Unfortunately this would be difficult from the command line.  In the
Python example which you also mention below:

  https://wiki.fysik.dtu.dk/gpaw/documentation/lcao/lcao.html#advanced-basis-generation

change the import line to 'from gpaw.configurations import
parameters_extra' and get the Ag parameters from there.

We should probably improve this for the next version. :)

>
> I have also been trying to figure out how to generate a basis for Pt
> that includes its empty 6P orbital, following the guide on the wiki
> (https://wiki.fysik.dtu.dk/gpaw/documentation/lcao/lcao.html#advanced-basis-generation).
> I have only just now figured out how do to this, as the page linked has
> a typo (should be jvalues instead of lvalues).  I also found this syntax
> to be fairly confusing, and it is still not clear to me how to parse the
> argument that jvalues accepts.  Specifically, why is it a list rather
> than an integer indicating how many valence orbitals to include?

The empty states are very extended and one wouldn't generally want
them in a localized basis set.  They are therefore not included.
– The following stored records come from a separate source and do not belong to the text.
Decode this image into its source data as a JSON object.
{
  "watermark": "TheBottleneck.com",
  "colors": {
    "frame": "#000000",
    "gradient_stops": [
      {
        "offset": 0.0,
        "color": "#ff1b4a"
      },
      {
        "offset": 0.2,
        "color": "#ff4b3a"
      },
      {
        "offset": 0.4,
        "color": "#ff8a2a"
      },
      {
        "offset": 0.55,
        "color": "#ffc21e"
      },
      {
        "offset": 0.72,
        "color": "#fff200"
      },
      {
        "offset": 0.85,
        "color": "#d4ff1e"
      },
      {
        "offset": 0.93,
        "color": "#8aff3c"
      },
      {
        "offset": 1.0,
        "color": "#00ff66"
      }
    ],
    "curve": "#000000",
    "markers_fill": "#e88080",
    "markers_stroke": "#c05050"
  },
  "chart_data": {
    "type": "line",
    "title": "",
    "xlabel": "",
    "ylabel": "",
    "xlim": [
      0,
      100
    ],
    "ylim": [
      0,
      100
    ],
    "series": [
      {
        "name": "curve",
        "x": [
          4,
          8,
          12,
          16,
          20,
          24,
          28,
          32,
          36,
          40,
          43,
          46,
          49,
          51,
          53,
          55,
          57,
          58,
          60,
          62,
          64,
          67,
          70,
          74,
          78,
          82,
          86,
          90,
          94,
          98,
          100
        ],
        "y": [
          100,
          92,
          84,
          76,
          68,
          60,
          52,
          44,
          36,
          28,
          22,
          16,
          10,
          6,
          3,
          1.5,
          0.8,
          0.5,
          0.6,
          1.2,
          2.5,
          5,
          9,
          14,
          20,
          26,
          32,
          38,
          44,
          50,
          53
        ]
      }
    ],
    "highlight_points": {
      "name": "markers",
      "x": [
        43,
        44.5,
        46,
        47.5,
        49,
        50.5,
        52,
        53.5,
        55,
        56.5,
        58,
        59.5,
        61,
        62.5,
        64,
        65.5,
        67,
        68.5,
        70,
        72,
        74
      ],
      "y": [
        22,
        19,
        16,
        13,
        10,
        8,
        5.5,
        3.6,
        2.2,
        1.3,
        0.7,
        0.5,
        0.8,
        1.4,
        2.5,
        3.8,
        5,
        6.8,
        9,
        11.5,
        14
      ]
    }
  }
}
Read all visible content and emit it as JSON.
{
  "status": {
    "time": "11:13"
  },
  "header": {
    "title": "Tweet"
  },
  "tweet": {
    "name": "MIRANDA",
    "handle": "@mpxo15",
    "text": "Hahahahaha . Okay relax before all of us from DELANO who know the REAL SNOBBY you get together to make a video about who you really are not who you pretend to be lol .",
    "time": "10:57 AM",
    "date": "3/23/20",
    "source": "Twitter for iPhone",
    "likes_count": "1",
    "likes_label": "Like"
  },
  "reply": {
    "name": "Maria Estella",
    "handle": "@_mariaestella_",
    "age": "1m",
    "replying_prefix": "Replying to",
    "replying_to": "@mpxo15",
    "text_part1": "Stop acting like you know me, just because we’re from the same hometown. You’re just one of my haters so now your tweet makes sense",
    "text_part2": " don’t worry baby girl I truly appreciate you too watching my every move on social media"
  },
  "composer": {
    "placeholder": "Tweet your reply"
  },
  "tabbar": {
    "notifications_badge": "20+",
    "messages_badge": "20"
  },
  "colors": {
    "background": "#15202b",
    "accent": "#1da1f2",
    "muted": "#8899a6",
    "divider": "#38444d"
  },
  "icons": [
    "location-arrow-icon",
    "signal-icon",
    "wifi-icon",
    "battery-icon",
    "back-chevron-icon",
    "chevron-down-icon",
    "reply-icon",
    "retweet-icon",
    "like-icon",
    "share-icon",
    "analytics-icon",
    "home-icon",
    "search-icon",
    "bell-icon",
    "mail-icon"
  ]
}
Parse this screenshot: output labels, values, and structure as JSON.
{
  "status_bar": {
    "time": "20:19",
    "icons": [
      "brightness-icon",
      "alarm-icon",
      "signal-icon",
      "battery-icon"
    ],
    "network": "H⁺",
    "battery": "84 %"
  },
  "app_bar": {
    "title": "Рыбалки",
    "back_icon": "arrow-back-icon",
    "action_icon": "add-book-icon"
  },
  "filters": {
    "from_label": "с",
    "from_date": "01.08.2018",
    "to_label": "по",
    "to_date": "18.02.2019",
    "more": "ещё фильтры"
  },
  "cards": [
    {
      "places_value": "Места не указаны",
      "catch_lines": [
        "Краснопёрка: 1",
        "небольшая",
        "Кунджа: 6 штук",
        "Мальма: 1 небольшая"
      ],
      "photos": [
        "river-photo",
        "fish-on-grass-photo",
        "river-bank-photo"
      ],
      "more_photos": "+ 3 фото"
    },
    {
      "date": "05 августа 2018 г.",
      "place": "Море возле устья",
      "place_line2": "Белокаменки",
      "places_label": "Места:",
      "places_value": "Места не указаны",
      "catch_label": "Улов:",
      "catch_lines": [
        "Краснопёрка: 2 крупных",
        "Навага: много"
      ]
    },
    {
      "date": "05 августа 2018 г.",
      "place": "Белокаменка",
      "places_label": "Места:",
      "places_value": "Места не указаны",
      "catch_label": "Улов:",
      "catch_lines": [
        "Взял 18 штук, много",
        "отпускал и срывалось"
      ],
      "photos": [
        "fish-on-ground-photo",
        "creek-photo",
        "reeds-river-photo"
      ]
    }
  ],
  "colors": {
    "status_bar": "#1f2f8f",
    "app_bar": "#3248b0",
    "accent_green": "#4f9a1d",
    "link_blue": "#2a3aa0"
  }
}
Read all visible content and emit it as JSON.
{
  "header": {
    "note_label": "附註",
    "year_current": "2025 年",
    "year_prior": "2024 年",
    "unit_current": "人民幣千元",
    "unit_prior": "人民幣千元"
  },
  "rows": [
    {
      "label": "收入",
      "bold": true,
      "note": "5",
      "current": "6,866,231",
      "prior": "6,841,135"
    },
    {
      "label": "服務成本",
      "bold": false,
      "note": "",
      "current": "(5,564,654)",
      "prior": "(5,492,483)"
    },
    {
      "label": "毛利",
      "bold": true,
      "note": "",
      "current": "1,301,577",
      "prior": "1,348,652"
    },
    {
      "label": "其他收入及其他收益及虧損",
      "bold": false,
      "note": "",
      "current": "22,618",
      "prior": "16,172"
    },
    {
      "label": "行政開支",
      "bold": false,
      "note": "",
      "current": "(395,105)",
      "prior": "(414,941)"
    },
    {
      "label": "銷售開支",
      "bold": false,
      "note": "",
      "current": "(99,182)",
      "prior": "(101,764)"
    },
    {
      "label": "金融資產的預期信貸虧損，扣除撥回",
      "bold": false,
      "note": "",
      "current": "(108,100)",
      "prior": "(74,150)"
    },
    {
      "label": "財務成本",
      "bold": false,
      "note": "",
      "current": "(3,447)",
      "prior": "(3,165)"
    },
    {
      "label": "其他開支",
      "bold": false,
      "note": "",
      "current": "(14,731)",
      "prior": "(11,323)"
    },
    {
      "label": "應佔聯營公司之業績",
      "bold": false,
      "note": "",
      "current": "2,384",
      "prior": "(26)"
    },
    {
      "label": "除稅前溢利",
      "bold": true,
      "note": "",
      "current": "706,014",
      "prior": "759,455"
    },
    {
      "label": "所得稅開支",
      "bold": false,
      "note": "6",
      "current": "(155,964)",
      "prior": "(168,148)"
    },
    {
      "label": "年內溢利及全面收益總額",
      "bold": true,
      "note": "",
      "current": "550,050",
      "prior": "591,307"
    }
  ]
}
It's a list because it's not always clear which should be the "first"
orbital (some states coming from the generator are unoccupied,
unbound, ...).

(Thanks for using these functions so I'm reminded to improve them.
However it will take some days before I have time.)

>
> Finally, I am curious as to how valence atomic orbitals are generated
> for e.g. double-zeta and triple-zeta basis sets.  I noticed when playing
> around with generating basis sets for Pt that all primitives in the dzp
> basis are included in the tzp basis, and that the only addition were a
> set of tighter primitives.  It is my understanding that when increasing
> the number of primitives in GTOs such as going from 6-31G to 6-311G, the
> larger basis set is typically more diffuse in character.  Is there any
> particular reason that the basis sets for GPAW add tighter functions
> rather than more diffuse functions with increasing zeta?

Cutoffs can be specified manually, or it uses a default list which is
pretty arbitrary.  You're right that a more intelligent choice
automatic exists.

>
> Thanks for helping me understand the way GPAW handles LCAO and basis
> sets, and I apologize for the overly long email.
>
> Eric Hermes

No problem, thanks for mentioning these issues.  I'm not sure that I
answer everything entirely, so don't hesitate to send further e-mails
if necessary although I may delay some days in answering.

Regards
Ask